Dieses sogenannte Jobcarving sorge dafür, dass Fachkräfte durch freiwerdende Kapazitäten entlastet werden und sich ihren Kernaufgaben widmen können. Unterm Strich stehe also ein lohnenswerter unternehmerischer Mehrwert! „Nicht zu vernachlässigen ist auch der ideelle Faktor: Inklusive Arbeitsplätze schaffen Vielfalt und Diversität, wovon Arbeitgeber und Unternehmen profitieren. Wer heute in inklusive Arbeit investiert, nimmt eine Vorbildfunktion in der Arbeitswelt von morgen ein. Die Wahrnehmung von sozialer Verantwortung sorgt für eine positives Image der eigenen Marke. Außerdem setzt der Staat finanzielle Anreize, indem er mit dem Budget für Arbeit bis zu 75 Prozent des Bruttoeinkommens behinderter Arbeitnehmer bezuschusst“, heißt es vonseiten des Martinsclub.

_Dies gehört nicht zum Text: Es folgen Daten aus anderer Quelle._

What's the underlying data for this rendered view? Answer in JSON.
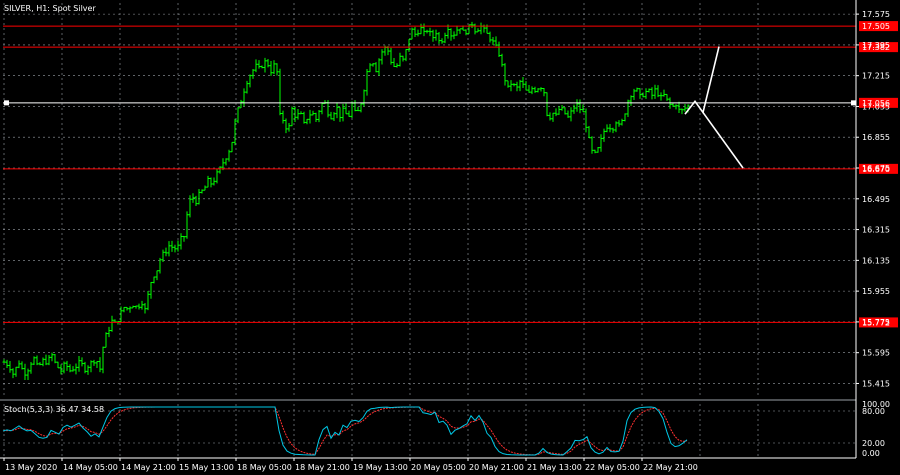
{
  "chart_data": {
    "type": "candlestick",
    "title": "SILVER, H1:  Spot Silver",
    "ylim": [
      15.33,
      17.64
    ],
    "y_ticks": [
      "17.575",
      "17.395",
      "17.215",
      "17.035",
      "16.855",
      "16.675",
      "16.495",
      "16.315",
      "16.135",
      "15.955",
      "15.775",
      "15.595",
      "15.415"
    ],
    "x_ticks": [
      "13 May 2020",
      "14 May 05:00",
      "14 May 21:00",
      "15 May 13:00",
      "18 May 05:00",
      "18 May 21:00",
      "19 May 13:00",
      "20 May 05:00",
      "20 May 21:00",
      "21 May 13:00",
      "22 May 05:00",
      "22 May 21:00"
    ],
    "price_path": [
      [
        0,
        15.54
      ],
      [
        5,
        15.52
      ],
      [
        10,
        15.46
      ],
      [
        14,
        15.55
      ],
      [
        18,
        15.5
      ],
      [
        22,
        15.47
      ],
      [
        26,
        15.53
      ],
      [
        30,
        15.56
      ],
      [
        34,
        15.5
      ],
      [
        38,
        15.55
      ],
      [
        43,
        15.54
      ],
      [
        48,
        15.58
      ],
      [
        52,
        15.52
      ],
      [
        57,
        15.49
      ],
      [
        61,
        15.53
      ],
      [
        66,
        15.49
      ],
      [
        71,
        15.51
      ],
      [
        76,
        15.54
      ],
      [
        81,
        15.5
      ],
      [
        86,
        15.53
      ],
      [
        92,
        15.56
      ],
      [
        96,
        15.5
      ],
      [
        100,
        15.67
      ],
      [
        104,
        15.72
      ],
      [
        108,
        15.78
      ],
      [
        112,
        15.76
      ],
      [
        116,
        15.82
      ],
      [
        120,
        15.86
      ],
      [
        124,
        15.85
      ],
      [
        128,
        15.88
      ],
      [
        133,
        15.86
      ],
      [
        138,
        15.89
      ],
      [
        142,
        15.83
      ],
      [
        145,
        15.98
      ],
      [
        149,
        16.04
      ],
      [
        153,
        16.08
      ],
      [
        157,
        16.16
      ],
      [
        161,
        16.18
      ],
      [
        165,
        16.22
      ],
      [
        169,
        16.21
      ],
      [
        173,
        16.2
      ],
      [
        177,
        16.26
      ],
      [
        181,
        16.28
      ],
      [
        184,
        16.46
      ],
      [
        188,
        16.51
      ],
      [
        192,
        16.48
      ],
      [
        196,
        16.53
      ],
      [
        200,
        16.55
      ],
      [
        204,
        16.6
      ],
      [
        208,
        16.58
      ],
      [
        212,
        16.63
      ],
      [
        216,
        16.67
      ],
      [
        220,
        16.72
      ],
      [
        224,
        16.76
      ],
      [
        228,
        16.83
      ],
      [
        232,
        16.98
      ],
      [
        236,
        17.05
      ],
      [
        240,
        17.13
      ],
      [
        244,
        17.2
      ],
      [
        248,
        17.24
      ],
      [
        252,
        17.27
      ],
      [
        256,
        17.25
      ],
      [
        260,
        17.3
      ],
      [
        264,
        17.28
      ],
      [
        268,
        17.23
      ],
      [
        272,
        17.32
      ],
      [
        276,
        16.98
      ],
      [
        280,
        16.95
      ],
      [
        284,
        16.88
      ],
      [
        288,
        17.02
      ],
      [
        292,
        16.97
      ],
      [
        296,
        17.0
      ],
      [
        300,
        16.93
      ],
      [
        304,
        16.98
      ],
      [
        308,
        17.0
      ],
      [
        312,
        16.96
      ],
      [
        316,
        17.03
      ],
      [
        320,
        17.07
      ],
      [
        324,
        17.0
      ],
      [
        328,
        16.97
      ],
      [
        332,
        17.04
      ],
      [
        336,
        16.98
      ],
      [
        340,
        17.02
      ],
      [
        344,
        16.96
      ],
      [
        348,
        17.05
      ],
      [
        352,
        16.98
      ],
      [
        356,
        17.03
      ],
      [
        360,
        17.14
      ],
      [
        364,
        17.27
      ],
      [
        368,
        17.31
      ],
      [
        372,
        17.25
      ],
      [
        376,
        17.33
      ],
      [
        380,
        17.38
      ],
      [
        384,
        17.36
      ],
      [
        388,
        17.28
      ],
      [
        392,
        17.26
      ],
      [
        396,
        17.32
      ],
      [
        400,
        17.3
      ],
      [
        404,
        17.42
      ],
      [
        408,
        17.48
      ],
      [
        412,
        17.45
      ],
      [
        416,
        17.5
      ],
      [
        420,
        17.46
      ],
      [
        424,
        17.49
      ],
      [
        428,
        17.43
      ],
      [
        432,
        17.47
      ],
      [
        436,
        17.4
      ],
      [
        440,
        17.45
      ],
      [
        444,
        17.5
      ],
      [
        448,
        17.44
      ],
      [
        452,
        17.48
      ],
      [
        456,
        17.5
      ],
      [
        460,
        17.46
      ],
      [
        464,
        17.49
      ],
      [
        468,
        17.52
      ],
      [
        472,
        17.47
      ],
      [
        476,
        17.51
      ],
      [
        480,
        17.48
      ],
      [
        484,
        17.45
      ],
      [
        488,
        17.42
      ],
      [
        492,
        17.38
      ],
      [
        496,
        17.33
      ],
      [
        500,
        17.21
      ],
      [
        504,
        17.14
      ],
      [
        508,
        17.18
      ],
      [
        512,
        17.13
      ],
      [
        516,
        17.18
      ],
      [
        520,
        17.15
      ],
      [
        524,
        17.1
      ],
      [
        528,
        17.14
      ],
      [
        532,
        17.13
      ],
      [
        536,
        17.16
      ],
      [
        540,
        17.12
      ],
      [
        544,
        16.95
      ],
      [
        548,
        17.0
      ],
      [
        552,
        16.98
      ],
      [
        556,
        17.03
      ],
      [
        560,
        17.0
      ],
      [
        564,
        16.97
      ],
      [
        568,
        17.01
      ],
      [
        572,
        17.05
      ],
      [
        576,
        17.02
      ],
      [
        580,
        16.99
      ],
      [
        584,
        16.86
      ],
      [
        588,
        16.77
      ],
      [
        592,
        16.75
      ],
      [
        596,
        16.82
      ],
      [
        600,
        16.89
      ],
      [
        604,
        16.93
      ],
      [
        608,
        16.9
      ],
      [
        612,
        16.95
      ],
      [
        616,
        16.91
      ],
      [
        620,
        16.98
      ],
      [
        624,
        17.07
      ],
      [
        628,
        17.12
      ],
      [
        632,
        17.14
      ],
      [
        636,
        17.09
      ],
      [
        640,
        17.11
      ],
      [
        644,
        17.13
      ],
      [
        648,
        17.1
      ],
      [
        652,
        17.14
      ],
      [
        656,
        17.08
      ],
      [
        660,
        17.1
      ],
      [
        664,
        17.06
      ],
      [
        668,
        17.03
      ],
      [
        672,
        17.05
      ],
      [
        676,
        17.0
      ],
      [
        680,
        17.02
      ],
      [
        684,
        17.04
      ]
    ],
    "horizontal_lines": [
      {
        "price": 17.505,
        "label": "17.505",
        "color": "#ff0000"
      },
      {
        "price": 17.382,
        "label": "17.382",
        "color": "#ff0000"
      },
      {
        "price": 17.056,
        "label": "17.056",
        "color": "#ffffff"
      },
      {
        "price": 16.67,
        "label": "16.670",
        "color": "#ff0000"
      },
      {
        "price": 15.772,
        "label": "15.772",
        "color": "#ff0000"
      }
    ],
    "projection_path": [
      [
        682,
        16.99
      ],
      [
        692,
        17.065
      ],
      [
        700,
        17.0
      ],
      [
        716,
        17.385
      ]
    ],
    "projection_path_2": [
      [
        700,
        17.0
      ],
      [
        740,
        16.675
      ]
    ],
    "indicator": {
      "label": "Stoch(5,3,3) 36.47 34.58",
      "levels": [
        "100.00",
        "80.00",
        "20.00",
        "0.00"
      ],
      "main_color": "#00c8e6",
      "signal_color": "#ff3030"
    },
    "colors": {
      "background": "#000000",
      "grid": "#9aa0a6",
      "bars": "#00ff00",
      "axis_text": "#ffffff"
    }
  }
}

„Was braucht es also, damit inklusive Arbeit für beide Seiten zum Erfolg führt? In erster Linie Unternehmergeist. Also den Mut, es einfach mal zu versuchen. Die Einstellung, Herausforderungen und Risiken als Chance zu begreifen. Und das Bewusstsein, dass neue Wege auch mal steinig sein können und nicht immer nur kerzengerade verlaufen. Dann kann Inklusion die Arbeitswelt der Zukunft positiv verändern“, erklärten Jessica Volk und Sebastian Jung.